DMST are still very much rockers on this record, arguably most resembling their ‘Other Truths’ selves with a touch of the jazziness afforded in early records and a hint of that gentle pastorality running through ‘A History In Rust’. It’s all held together by the kind of dynamic tension that can make a riff sound like a whole highway’s worth of action. Well worth the eight years of tinkering.
9/10 gbar Customer review, 13th December 2017
Do Make Say Think have been widely celebrated as one of the preeminent instrumental rock bands of the 1990s/2000s. This year, the collective from Toronto, Canada released ‘Stubborn Persistent Illusions’, their first album in eight years, and it’s another example of the band’s DIY ethos as it has all been recorded and produced by themselves, balancing nine compositions of guitar-based beauty with an electronic influence.

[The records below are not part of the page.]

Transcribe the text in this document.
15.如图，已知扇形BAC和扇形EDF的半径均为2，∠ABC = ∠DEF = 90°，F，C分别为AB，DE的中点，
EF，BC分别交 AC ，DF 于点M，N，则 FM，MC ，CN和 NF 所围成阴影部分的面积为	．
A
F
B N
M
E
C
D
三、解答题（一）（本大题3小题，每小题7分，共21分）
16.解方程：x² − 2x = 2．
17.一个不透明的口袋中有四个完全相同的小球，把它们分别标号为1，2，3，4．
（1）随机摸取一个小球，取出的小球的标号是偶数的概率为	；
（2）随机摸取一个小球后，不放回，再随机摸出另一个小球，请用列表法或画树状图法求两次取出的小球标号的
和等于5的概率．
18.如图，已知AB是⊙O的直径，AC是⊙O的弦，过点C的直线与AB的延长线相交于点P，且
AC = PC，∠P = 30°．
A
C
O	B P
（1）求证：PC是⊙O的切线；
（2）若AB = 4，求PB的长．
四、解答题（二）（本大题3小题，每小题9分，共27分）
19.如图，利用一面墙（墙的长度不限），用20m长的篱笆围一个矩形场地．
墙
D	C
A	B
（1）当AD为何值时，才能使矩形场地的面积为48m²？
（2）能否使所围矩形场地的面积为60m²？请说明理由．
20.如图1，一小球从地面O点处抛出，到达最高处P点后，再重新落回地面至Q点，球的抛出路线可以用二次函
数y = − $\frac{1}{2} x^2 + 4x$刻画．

The grand opener “War On Torpor” is not one of those ‘calm before the storm’ post-rock openers - this IS the storm, as it builds up a harmonious roar overtop a frenzied and exuberant scurry of drums. “Her Eyes on the Horizon” is another standout piece that features a beautiful horn and string-heavy interlude that builds for a few minutes before creating an optimistic release. The centrepiece suite “Bound” and its successor track, “And Boundless” is a 12-minute gem that showcases the band’s experience and maturity, as twinkling guitars and pounding drums bounce back and forth yet stay intact with a satisfying ‘chorus,’ where the bass and slide guitar works together perfectly. Then there’s the sentimental, yet euphoric finale “Return, Return Again” that builds on one idea (a jazzy math-rock guitar line) that constantly demands attention throughout thanks to the instrumentation that surrounds it.
An album full of soaring instrumentals, jagged breakdowns, stunning ambience and grooving twists, Do Make Say Think are still able to captivate as much as ever after such a long time away.